De
tanto rechazarme las manos, acabaste por cortármelas. Yo, sumisa de las letras,
me despeñé en un lodazal paralelo e incomunicado al tuyo, con la misma
intención paliativa que me persigue desde chica mofándose de mí. En realidad no
me supuso ningún problema, porque siempre quise ayudarte o ser algo, que ni
siquiera alguien, para ti. Pero el problema eras
tú y no yo. Quizá no fuera así.
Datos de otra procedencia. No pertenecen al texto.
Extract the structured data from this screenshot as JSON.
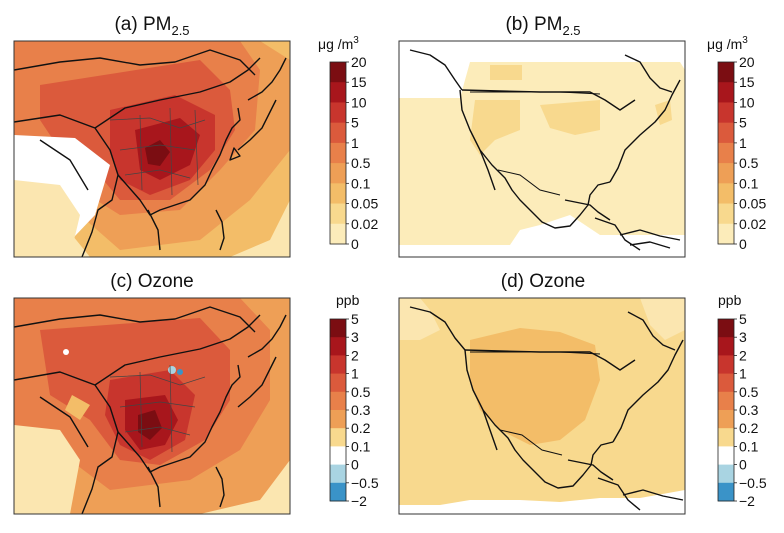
{
  "chart_data": [
    {
      "type": "heatmap",
      "panel_label": "(a)",
      "title": "PM2.5",
      "title_main": "PM",
      "title_sub": "2.5",
      "region": "East Asia",
      "unit": "μg /m3",
      "unit_main": "μg /m",
      "unit_sup": "3",
      "colorbar": {
        "ticks": [
          "20",
          "15",
          "10",
          "5",
          "1",
          "0.5",
          "0.1",
          "0.05",
          "0.02",
          "0"
        ],
        "colors": [
          "#7b0d12",
          "#a8161c",
          "#c8352d",
          "#db5a3c",
          "#e8804a",
          "#ee9f56",
          "#f3bd68",
          "#f8d98e",
          "#fcecba"
        ]
      }
    },
    {
      "type": "heatmap",
      "panel_label": "(b)",
      "title": "PM2.5",
      "title_main": "PM",
      "title_sub": "2.5",
      "region": "North America",
      "unit": "μg /m3",
      "unit_main": "μg /m",
      "unit_sup": "3",
      "colorbar": {
        "ticks": [
          "20",
          "15",
          "10",
          "5",
          "1",
          "0.5",
          "0.1",
          "0.05",
          "0.02",
          "0"
        ],
        "colors": [
          "#7b0d12",
          "#a8161c",
          "#c8352d",
          "#db5a3c",
          "#e8804a",
          "#ee9f56",
          "#f3bd68",
          "#f8d98e",
          "#fcecba"
        ]
      }
    },
    {
      "type": "heatmap",
      "panel_label": "(c)",
      "title": "Ozone",
      "region": "East Asia",
      "unit": "ppb",
      "colorbar": {
        "ticks": [
          "5",
          "3",
          "2",
          "1",
          "0.5",
          "0.3",
          "0.2",
          "0.1",
          "0",
          "−0.5",
          "−2"
        ],
        "colors": [
          "#7b0d12",
          "#a8161c",
          "#c8352d",
          "#db5a3c",
          "#e8804a",
          "#ee9f56",
          "#f8d98e",
          "#ffffff",
          "#a9d4e2",
          "#3a93c8"
        ]
      }
    },
    {
      "type": "heatmap",
      "panel_label": "(d)",
      "title": "Ozone",
      "region": "North America",
      "unit": "ppb",
      "colorbar": {
        "ticks": [
          "5",
          "3",
          "2",
          "1",
          "0.5",
          "0.3",
          "0.2",
          "0.1",
          "0",
          "−0.5",
          "−2"
        ],
        "colors": [
          "#7b0d12",
          "#a8161c",
          "#c8352d",
          "#db5a3c",
          "#e8804a",
          "#ee9f56",
          "#f8d98e",
          "#ffffff",
          "#a9d4e2",
          "#3a93c8"
        ]
      }
    }
  ]
}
Quizá el problema fui yo, por intentar,
banalmente, conocerte, acompañarte, o vete tú a saber qué coño quería ser que
merecieras tú. Quizá el problema fuera yo, por dejar que me minaras la moral,
la autoestima, las ganas de centrarme en mi vida. Quizá el problema fuera yo,
por dejarme de lado a mí misma. Quizá el problema fuera yo, por quererte a ti
de sobremanera. En realidad, no me supuso ningún problema porque siempre quise
ayudarte o ser algo, que ni siquiera alguien, para ti. Y entonces, yo, en un
efusivo intento por echarme por tierra y abandonarme, intenté prorrumpir y estrecharte
con los brazos cruentos y la mente enajenada, como si mereciera(s) la pena. Y
quizá, y sólo quizá, y entre quizases me
asfixié y, sin manos, me dio por escribir con el corazón, mefítico, viciado,
seco.
Y
sólo son quizases, porque sí, el problema
siempre fuiste tú.
Y,
sin embargo, nos encanta agonizar un poco más.